[Spambayes] More HTML strippage.

Tim Peters tim.one@comcast.net
Sun, 29 Sep 2002 00:45:28 -0400


[Neil Schemenauer]
>> I think it would be better to generate:
>>
>>     header:num_recip_1
>>     header:num_recip_2
>>     header:num_recip_3
>>     header:num_recip_4
>>     ...
>>     header:num_recip_21
>>
>> We should probably do the same thing when counting headers.  I'll give
>> it a try.


> Not so good.  This seems to work good though:
>
>     to:2**4
>
> IOW, log2(n).

Cool!  Thank you.  I'm running tests now (it will take a while to finish).

> The idea is that going from 8 to 16 is about that same as
> going from 1 to 2.

Makes good sense to me!  I had wondered in the past, but not pursued,
whether a log gimmick would have been better in Graham's "count multiple
words in a msg multiple times during training" scheme too.

> I wonder if we should to this for 'skip:' as well.

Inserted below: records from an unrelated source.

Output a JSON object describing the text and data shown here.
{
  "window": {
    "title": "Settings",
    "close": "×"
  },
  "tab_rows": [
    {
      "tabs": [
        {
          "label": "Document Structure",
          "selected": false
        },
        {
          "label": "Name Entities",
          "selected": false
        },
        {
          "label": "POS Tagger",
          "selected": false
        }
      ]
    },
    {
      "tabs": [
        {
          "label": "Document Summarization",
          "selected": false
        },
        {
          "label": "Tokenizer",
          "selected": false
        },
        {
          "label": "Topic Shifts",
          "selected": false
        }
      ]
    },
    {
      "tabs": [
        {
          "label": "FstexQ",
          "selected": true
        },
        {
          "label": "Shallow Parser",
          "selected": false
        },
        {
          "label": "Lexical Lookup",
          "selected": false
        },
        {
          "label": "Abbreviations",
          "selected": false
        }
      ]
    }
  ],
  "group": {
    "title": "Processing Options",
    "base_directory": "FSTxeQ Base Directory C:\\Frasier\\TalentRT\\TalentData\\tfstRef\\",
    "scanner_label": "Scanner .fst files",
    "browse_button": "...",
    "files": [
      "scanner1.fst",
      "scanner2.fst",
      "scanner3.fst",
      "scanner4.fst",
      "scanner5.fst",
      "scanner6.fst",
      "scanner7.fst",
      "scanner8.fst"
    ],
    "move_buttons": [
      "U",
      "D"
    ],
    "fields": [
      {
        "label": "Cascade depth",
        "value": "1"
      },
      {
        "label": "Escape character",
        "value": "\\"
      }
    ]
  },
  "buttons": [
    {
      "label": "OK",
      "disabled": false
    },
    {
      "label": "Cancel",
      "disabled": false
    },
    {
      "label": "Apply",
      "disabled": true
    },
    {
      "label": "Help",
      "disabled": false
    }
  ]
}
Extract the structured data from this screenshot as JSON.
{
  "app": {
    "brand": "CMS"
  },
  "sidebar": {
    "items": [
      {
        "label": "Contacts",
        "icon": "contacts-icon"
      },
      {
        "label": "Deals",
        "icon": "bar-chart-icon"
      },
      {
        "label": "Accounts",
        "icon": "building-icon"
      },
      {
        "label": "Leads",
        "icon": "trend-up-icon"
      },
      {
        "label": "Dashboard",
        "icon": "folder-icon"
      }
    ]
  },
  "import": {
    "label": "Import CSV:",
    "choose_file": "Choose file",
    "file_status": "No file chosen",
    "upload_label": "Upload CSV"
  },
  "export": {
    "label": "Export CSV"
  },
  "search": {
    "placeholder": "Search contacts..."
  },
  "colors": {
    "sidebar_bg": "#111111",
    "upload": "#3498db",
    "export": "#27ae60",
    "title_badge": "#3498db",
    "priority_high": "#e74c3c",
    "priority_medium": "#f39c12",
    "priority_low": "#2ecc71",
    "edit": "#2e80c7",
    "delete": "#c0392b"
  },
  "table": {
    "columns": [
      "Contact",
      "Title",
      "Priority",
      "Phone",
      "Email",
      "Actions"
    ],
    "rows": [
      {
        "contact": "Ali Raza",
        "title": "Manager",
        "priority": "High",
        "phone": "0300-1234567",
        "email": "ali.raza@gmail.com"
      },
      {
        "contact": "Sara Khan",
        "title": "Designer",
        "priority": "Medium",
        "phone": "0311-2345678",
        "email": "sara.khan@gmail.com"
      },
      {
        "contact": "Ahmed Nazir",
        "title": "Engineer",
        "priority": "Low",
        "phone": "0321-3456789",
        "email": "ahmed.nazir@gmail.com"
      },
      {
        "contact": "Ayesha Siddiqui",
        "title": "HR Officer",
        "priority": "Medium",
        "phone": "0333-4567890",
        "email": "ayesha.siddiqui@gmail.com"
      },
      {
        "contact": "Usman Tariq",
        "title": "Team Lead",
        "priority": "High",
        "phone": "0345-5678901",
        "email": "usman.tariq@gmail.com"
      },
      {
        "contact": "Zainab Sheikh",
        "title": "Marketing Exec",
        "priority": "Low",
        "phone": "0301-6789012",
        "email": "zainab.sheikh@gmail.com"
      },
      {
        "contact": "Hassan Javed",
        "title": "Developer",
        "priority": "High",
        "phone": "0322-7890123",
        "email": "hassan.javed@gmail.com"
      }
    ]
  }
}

As the comments say <wink>, I have no idea what skip accomplishes, just that
it improves error rates, and that every variation I've ever tried did worse.
I haven't tried a logarithmic version, though.  I suspect that whenever skip
helps, it's exposing a systematic weakness of the tokenizer, but it's very
time-consuming to analyze things at that level.  Feel encouraged to
experiment!  I don't like skip, but the data says "it works" (or, more
accurately, that it helped the last time I ran a controlled experiment
changing just it).